Der dritte im Bunde ist Daniel Springer aus Hamburg. Er beschäftigt sich insbesondere mit dem Moment der Abgrenzung im Kontext der Insel. Mit speziellen flexiblen Zäunen lässt er neue Räume im Raum Freundschaftsinsel entstehen, die für den Besucher plötzlich nicht mehr betretbar sind. Aber warum? Wieso ist ein Ort abgesperrt, der keine Baustelle ist? Springer möchte, dass der Besucher seine Wahl hinterfragt, dass er seine Gewohnheiten bricht und eine neue Perspektive auf die Insel entwickelt. Er könne sich etwa vorstellen, eine der Skulpturen einzuzäunen, um deren Ästhetik zu hinterfragen. Einen Konsens über das Schöne gebe es ja immer – aber ist es auch schön für den Einzelnen?

In die Mitte gerückt

Nach der mehrjährigen Pause sei es wieder absolut notwendig, Fragen an den städtischen Raum zu stellen, sagte Löwe. Die Diskussionen – beispielsweise um die alte Fachhochschule – hätten die Fronten derart verhärtet, dass der künstlerische Blick sicherlich einiges auflockern könne. Ein Glück, dass das Localize-Festival in diesem Jahr einen Platz in der Stadtmitte gefunden hat, auch räumlich nah dran an den Debatten ist. Die vorige Ausgabe fand in Drewitz statt. Das Projekt war den ehrenamtlichen Vereinsmitgliedern 2015 größenmäßig ein wenig über den Kopf gewachsen.

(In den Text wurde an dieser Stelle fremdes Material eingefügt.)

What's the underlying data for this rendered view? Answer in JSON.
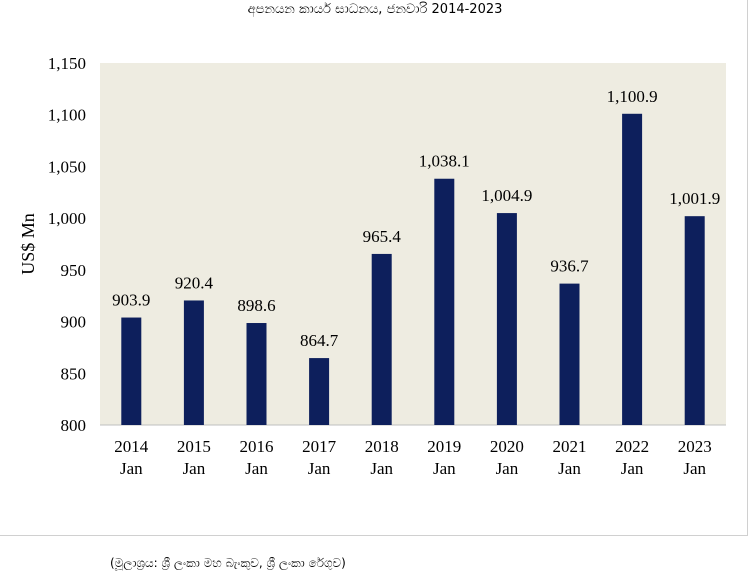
{
  "chart_data": {
    "type": "bar",
    "title": "අපනයන කාර්ය සාධනය, ජනවාරි 2014-2023",
    "xlabel": "",
    "ylabel": "US$ Mn",
    "ylim": [
      800,
      1150
    ],
    "yticks": [
      "800",
      "850",
      "900",
      "950",
      "1,000",
      "1,050",
      "1,100",
      "1,150"
    ],
    "ytick_values": [
      800,
      850,
      900,
      950,
      1000,
      1050,
      1100,
      1150
    ],
    "categories": [
      {
        "year": "2014",
        "month": "Jan"
      },
      {
        "year": "2015",
        "month": "Jan"
      },
      {
        "year": "2016",
        "month": "Jan"
      },
      {
        "year": "2017",
        "month": "Jan"
      },
      {
        "year": "2018",
        "month": "Jan"
      },
      {
        "year": "2019",
        "month": "Jan"
      },
      {
        "year": "2020",
        "month": "Jan"
      },
      {
        "year": "2021",
        "month": "Jan"
      },
      {
        "year": "2022",
        "month": "Jan"
      },
      {
        "year": "2023",
        "month": "Jan"
      }
    ],
    "values": [
      903.9,
      920.4,
      898.6,
      864.7,
      965.4,
      1038.1,
      1004.9,
      936.7,
      1100.9,
      1001.9
    ],
    "value_labels": [
      "903.9",
      "920.4",
      "898.6",
      "864.7",
      "965.4",
      "1,038.1",
      "1,004.9",
      "936.7",
      "1,100.9",
      "1,001.9"
    ],
    "grid": false,
    "legend": "none"
  },
  "colors": {
    "bar": "#0d1f5c",
    "plot_background": "#eeece1",
    "axis": "#bfbfbf"
  },
  "source_note": "(මූලාශ්‍රය: ශ්‍රී ලංකා මහ බැංකුව, ශ්‍රී ලංකා රේගුව)"
}
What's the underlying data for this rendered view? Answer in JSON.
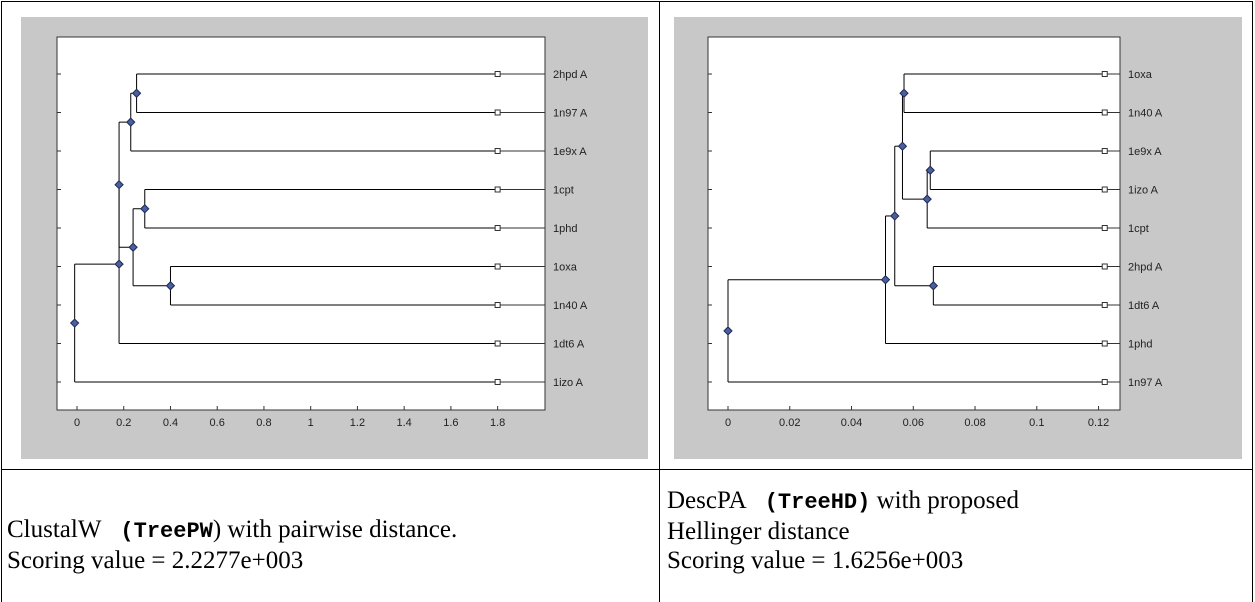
{
  "chart_data": [
    {
      "type": "dendrogram",
      "xlim": [
        0,
        1.9
      ],
      "ticks": [
        0,
        0.2,
        0.4,
        0.6,
        0.8,
        1,
        1.2,
        1.4,
        1.6,
        1.8
      ],
      "tick_labels": [
        "0",
        "0.2",
        "0.4",
        "0.6",
        "0.8",
        "1",
        "1.2",
        "1.4",
        "1.6",
        "1.8"
      ],
      "leaf_x": 1.8,
      "leaves": [
        "2hpd A",
        "1n97 A",
        "1e9x A",
        "1cpt",
        "1phd",
        "1oxa",
        "1n40 A",
        "1dt6 A",
        "1izo A"
      ],
      "nodes": [
        {
          "id": "a",
          "x": 0.255,
          "children": [
            0,
            1
          ]
        },
        {
          "id": "b",
          "x": 0.23,
          "children": [
            "a",
            2
          ]
        },
        {
          "id": "c",
          "x": 0.29,
          "children": [
            3,
            4
          ]
        },
        {
          "id": "d",
          "x": 0.4,
          "children": [
            5,
            6
          ]
        },
        {
          "id": "e",
          "x": 0.24,
          "children": [
            "c",
            "d"
          ]
        },
        {
          "id": "f",
          "x": 0.18,
          "children": [
            "b",
            "e"
          ]
        },
        {
          "id": "g",
          "x": 0.18,
          "children": [
            "f",
            7
          ]
        },
        {
          "id": "root",
          "x": -0.01,
          "children": [
            "g",
            8
          ]
        }
      ]
    },
    {
      "type": "dendrogram",
      "xlim": [
        0,
        0.125
      ],
      "ticks": [
        0,
        0.02,
        0.04,
        0.06,
        0.08,
        0.1,
        0.12
      ],
      "tick_labels": [
        "0",
        "0.02",
        "0.04",
        "0.06",
        "0.08",
        "0.1",
        "0.12"
      ],
      "leaf_x": 0.122,
      "leaves": [
        "1oxa",
        "1n40 A",
        "1e9x A",
        "1izo A",
        "1cpt",
        "2hpd A",
        "1dt6 A",
        "1phd",
        "1n97 A"
      ],
      "nodes": [
        {
          "id": "a",
          "x": 0.057,
          "children": [
            0,
            1
          ]
        },
        {
          "id": "b",
          "x": 0.0655,
          "children": [
            2,
            3
          ]
        },
        {
          "id": "c",
          "x": 0.0645,
          "children": [
            "b",
            4
          ]
        },
        {
          "id": "d",
          "x": 0.0565,
          "children": [
            "a",
            "c"
          ]
        },
        {
          "id": "e",
          "x": 0.0665,
          "children": [
            5,
            6
          ]
        },
        {
          "id": "f",
          "x": 0.054,
          "children": [
            "d",
            "e"
          ]
        },
        {
          "id": "g",
          "x": 0.051,
          "children": [
            "f",
            7
          ]
        },
        {
          "id": "root",
          "x": 0,
          "children": [
            "g",
            8
          ]
        }
      ]
    }
  ],
  "captions": {
    "left": {
      "prefix": "ClustalW ",
      "code": " (TreePW",
      "suffix": ") with pairwise distance.",
      "line2": "Scoring value = 2.2277e+003"
    },
    "right": {
      "prefix": "DescPA ",
      "code": " (TreeHD)",
      "suffix": " with proposed",
      "line2": "Hellinger distance",
      "line3": "Scoring value =  1.6256e+003"
    }
  },
  "colors": {
    "panel_bg": "#c8c8c8",
    "plot_bg": "#ffffff",
    "node_fill": "#4a5fa0",
    "node_stroke": "#1e2a55",
    "line": "#000000"
  }
}
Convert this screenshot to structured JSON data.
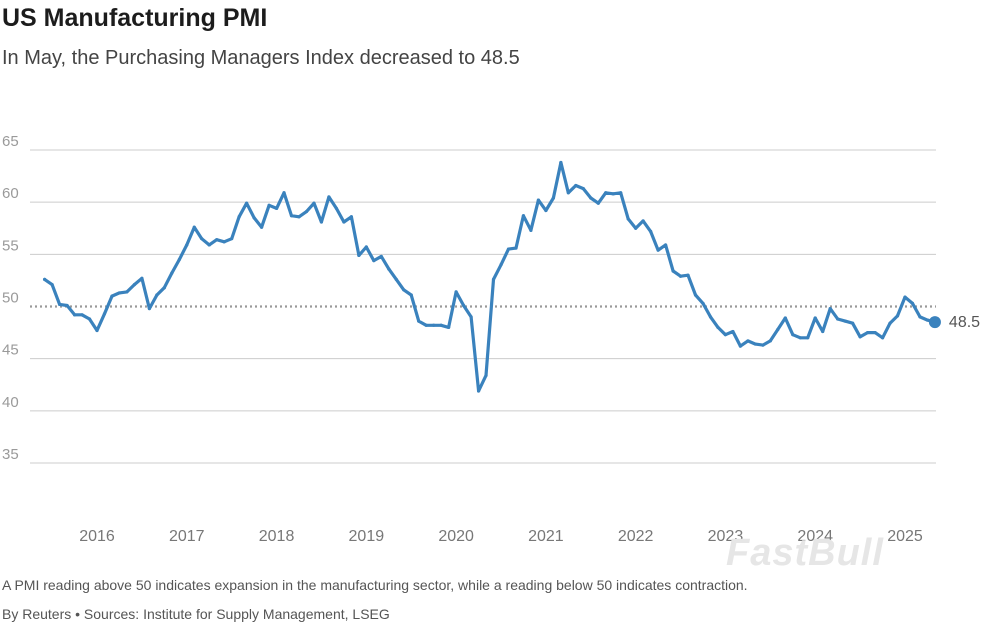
{
  "header": {
    "title": "US Manufacturing PMI",
    "subtitle": "In May, the Purchasing Managers Index decreased to 48.5"
  },
  "footer": {
    "note": "A PMI reading above 50 indicates expansion in the manufacturing sector, while a reading below 50 indicates contraction.",
    "byline": "By Reuters • Sources: Institute for Supply Management, LSEG"
  },
  "watermark": "FastBull",
  "colors": {
    "line": "#3a82bd",
    "grid": "#cccccc",
    "reference": "#9a9a9a"
  },
  "chart_data": {
    "type": "line",
    "title": "US Manufacturing PMI",
    "subtitle": "In May, the Purchasing Managers Index decreased to 48.5",
    "xlabel": "",
    "ylabel": "",
    "ylim": [
      30,
      67
    ],
    "xlim": [
      2015.3,
      2025.6
    ],
    "yticks": [
      35,
      40,
      45,
      50,
      55,
      60,
      65
    ],
    "xticks": [
      {
        "label": "2016",
        "x": 2016
      },
      {
        "label": "2017",
        "x": 2017
      },
      {
        "label": "2018",
        "x": 2018
      },
      {
        "label": "2019",
        "x": 2019
      },
      {
        "label": "2020",
        "x": 2020
      },
      {
        "label": "2021",
        "x": 2021
      },
      {
        "label": "2022",
        "x": 2022
      },
      {
        "label": "2023",
        "x": 2023
      },
      {
        "label": "2024",
        "x": 2024
      },
      {
        "label": "2025",
        "x": 2025
      }
    ],
    "reference_line": {
      "y": 50,
      "style": "dotted"
    },
    "end_label": "48.5",
    "series": [
      {
        "name": "US Manufacturing PMI",
        "start": {
          "year": 2015,
          "month": 6
        },
        "values": [
          52.6,
          52.1,
          50.2,
          50.1,
          49.2,
          49.2,
          48.8,
          47.7,
          49.3,
          51.0,
          51.3,
          51.4,
          52.1,
          52.7,
          49.8,
          51.1,
          51.8,
          53.2,
          54.5,
          55.9,
          57.6,
          56.5,
          55.9,
          56.4,
          56.2,
          56.5,
          58.6,
          59.9,
          58.5,
          57.6,
          59.7,
          59.4,
          60.9,
          58.7,
          58.6,
          59.1,
          59.9,
          58.1,
          60.5,
          59.4,
          58.1,
          58.6,
          54.9,
          55.7,
          54.4,
          54.8,
          53.6,
          52.6,
          51.6,
          51.1,
          48.6,
          48.2,
          48.2,
          48.2,
          48.0,
          51.4,
          50.1,
          49.0,
          41.9,
          43.4,
          52.6,
          54.0,
          55.5,
          55.6,
          58.7,
          57.3,
          60.2,
          59.2,
          60.4,
          63.8,
          60.9,
          61.6,
          61.3,
          60.4,
          59.9,
          60.9,
          60.8,
          60.9,
          58.4,
          57.5,
          58.2,
          57.2,
          55.4,
          55.9,
          53.4,
          52.9,
          53.0,
          51.1,
          50.3,
          49.0,
          48.0,
          47.3,
          47.6,
          46.2,
          46.7,
          46.4,
          46.3,
          46.7,
          47.8,
          48.9,
          47.3,
          47.0,
          47.0,
          48.9,
          47.6,
          49.8,
          48.8,
          48.6,
          48.4,
          47.1,
          47.5,
          47.5,
          47.0,
          48.4,
          49.1,
          50.9,
          50.3,
          49.0,
          48.7,
          48.5
        ]
      }
    ]
  }
}
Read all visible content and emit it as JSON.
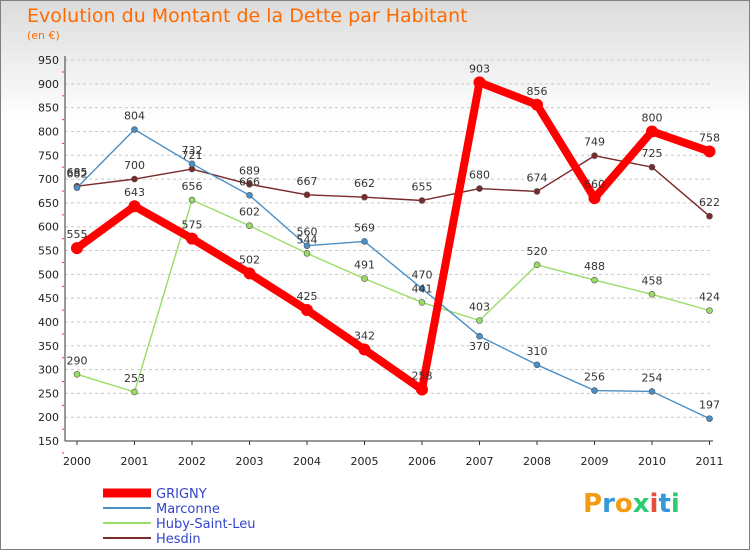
{
  "header": {
    "title": "Evolution du Montant de la Dette par Habitant",
    "subtitle": "(en €)"
  },
  "logo": {
    "text": "Proxiti",
    "colors": [
      "#f39c12",
      "#3498db",
      "#f39c12",
      "#2ecc71",
      "#e74c3c",
      "#3498db",
      "#2ecc71"
    ]
  },
  "chart_data": {
    "type": "line",
    "title": "Evolution du Montant de la Dette par Habitant",
    "subtitle": "(en €)",
    "x": [
      "2000",
      "2001",
      "2002",
      "2003",
      "2004",
      "2005",
      "2006",
      "2007",
      "2008",
      "2009",
      "2010",
      "2011"
    ],
    "ylim": [
      150,
      950
    ],
    "yticks": [
      150,
      200,
      250,
      300,
      350,
      400,
      450,
      500,
      550,
      600,
      650,
      700,
      750,
      800,
      850,
      900,
      950
    ],
    "grid": "horizontal dashed",
    "legend": "bottom-left",
    "series": [
      {
        "name": "GRIGNY",
        "color": "#ff0000",
        "values": [
          555,
          643,
          575,
          502,
          425,
          342,
          258,
          903,
          856,
          660,
          800,
          758
        ]
      },
      {
        "name": "Marconne",
        "color": "#4a90c8",
        "values": [
          682,
          804,
          732,
          666,
          560,
          569,
          470,
          370,
          310,
          256,
          254,
          197
        ]
      },
      {
        "name": "Huby-Saint-Leu",
        "color": "#99dd66",
        "values": [
          290,
          253,
          656,
          602,
          544,
          491,
          441,
          403,
          520,
          488,
          458,
          424
        ]
      },
      {
        "name": "Hesdin",
        "color": "#7a2a2a",
        "values": [
          685,
          700,
          721,
          689,
          667,
          662,
          655,
          680,
          674,
          749,
          725,
          622
        ]
      }
    ]
  }
}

Für die diesjährige Ausgabe wurde dem Team aus Kulturschaffenden sowie Studierenden der Universität und der Fachhochschule ein Extra-Etat von 12 500 Euro zur Verfügung gestellt. Hiervon konnte die Projektkoordinatorin Jana Kamm mit dem Festival betraut werden. „Wir haben mittlerweile alle Jobs und Kinder – deswegen brauchten wir professionelle Unterstützung“, sagte Löwe.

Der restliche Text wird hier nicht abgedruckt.